I know it isn't usual blog etiquette to publish three days all at once but my internet connectivity is limited. To any poles reading this, don't be offended about my first impression, it is already changing but I still want to record it.
This is what I wrote in my diary at the airport during my Heathrow>Warsaw>Wroclaw flights:
Got up at 5.40am. Broke the bathroom fan. In a rush caught the wrong train. Ad libbed from Victoria Station, heavy bag with lots of stairs a borderline disaster. A man carried it for me - saved a nervous breakdown. Changed the tube 3 times before I got to the right line. Shopping in Heathrow.
Warsaw airport is terrifying. When the plane landed you couldn't see the airport. The man in front of me was carrying 300 cigarettes from duty free and my board pass said 'non-smoking seat'. The guards wear military uniforms and all carry guns, even the women my age. Every store in the airport sells vodka, including the book shop. I couldn't understand anyone on the plane, all the newspapers are polish. After freaking out that I would be refused a visa, arrested by the military men then shot by people yelling at me in Polish, they didn't even ask me one question, only said, 'Enjoy your stay, New Zealander'. Still flustered though. The airport decor could be described as Communist Chic with a splash of orange. There is a woman in full army gear who looks like Uma Therman sitting next to me right now, stretching her leg up to her head repeatedly.
Once I arrived, no one was there to meet me at the airport. Luckily a girl arrived just I started towards the taxis. Wroclaw airport was much nicer and more modern. Half the city looks like it hasn't been done up since WW2, including the backpackers I am in; the peach paint on the ceiling of the empty concrete corridors is falling away to reveal an angel fresco. The hostel took my passport 'for details' once I arrived and refused to give it back when I demanded half an hour later. They laughed and didn't speak english. (I got it back and turns out it was just a miscommunication, although it put me very on edge until they did the same to all the successive people arriving.) The other half of Wroclaw looks like Soviet style apartment buildings painted lime greens, pinks and yellows.
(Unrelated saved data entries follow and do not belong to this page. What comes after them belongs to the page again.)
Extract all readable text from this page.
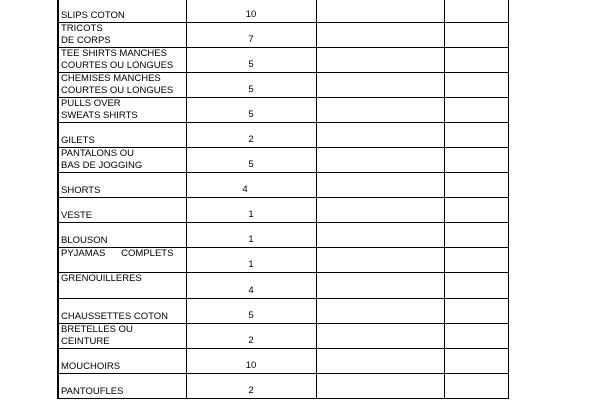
SLIPS COTON	10		

TRICOTS
DE CORPS	7		

TEE SHIRTS MANCHES
COURTES OU LONGUES	5		

CHEMISES MANCHES
COURTES OU LONGUES	5		

PULLS OVER
SWEATS SHIRTS	5		

GILETS	2		

PANTALONS OU
BAS DE JOGGING	5		

SHORTS	4		

VESTE	1		

BLOUSON	1		

PYJAMAS      COMPLETS	1		

GRENOUILLERES	4		

CHAUSSETTES COTON	5		

BRETELLES OU
CEINTURE	2		

MOUCHOIRS	10		

PANTOUFLES	2		
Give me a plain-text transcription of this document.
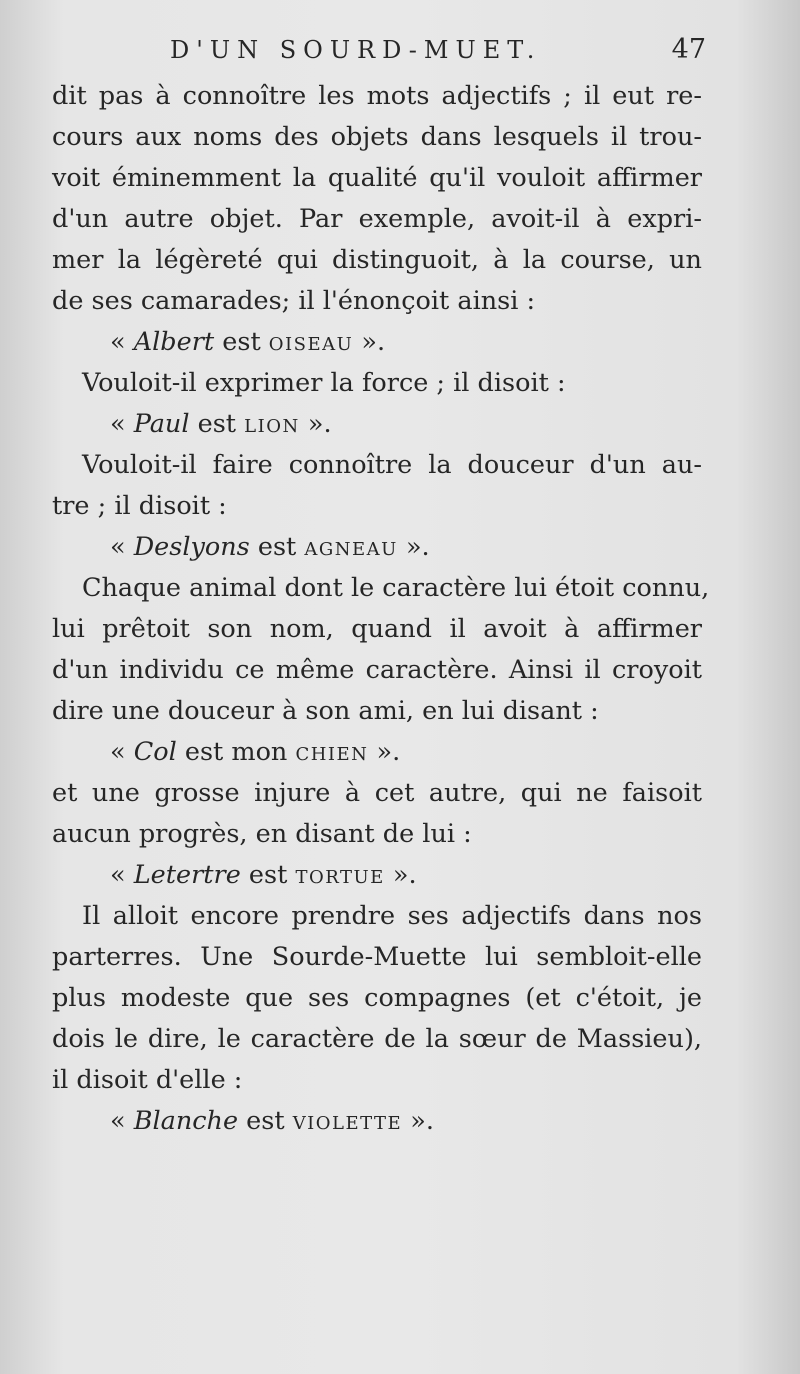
D'UN SOURD-MUET.	47
dit pas à connoître les mots adjectifs ; il eut re-
cours aux noms des objets dans lesquels il trou-
voit éminemment la qualité qu'il vouloit affirmer
d'un autre objet. Par exemple, avoit-il à expri-
mer la légèreté qui distinguoit, à la course, un
de ses camarades; il l'énonçoit ainsi :
« Albert est oiseau ».
Vouloit-il exprimer la force ; il disoit :
« Paul est lion ».
Vouloit-il faire connoître la douceur d'un au-
tre ; il disoit :
« Deslyons est agneau ».
Chaque animal dont le caractère lui étoit connu,
lui prêtoit son nom, quand il avoit à affirmer
d'un individu ce même caractère. Ainsi il croyoit
dire une douceur à son ami, en lui disant :
« Col est mon chien ».
et une grosse injure à cet autre, qui ne faisoit
aucun progrès, en disant de lui :
« Letertre est tortue ».
Il alloit encore prendre ses adjectifs dans nos
parterres. Une Sourde-Muette lui sembloit-elle
plus modeste que ses compagnes (et c'étoit, je
dois le dire, le caractère de la sœur de Massieu),
il disoit d'elle :
« Blanche est violette ».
Trams run throughout the town. The christmas market was closing in the amazing medieval town square when I arrived. A group of us went for a beer with some Polish AIESECers, who couldn't believe we didn't drink everynight! I do love all the people I have met so far, especially the other AIESECers.

I would like to say that I love Wroclaw too, but right now my hair smells like second-hand cigarette smoke, I'm exhausted and I can't understand any written polish, including this computer. I have taken to smiling and nodding at people instead of talking.
Today I was told that me and two others are being sent to a town not far from Krakow. I had no warning, but I am going to teach in a village for two weeks and will stay with a host family, which means I will be separated from my friends. More adventures await!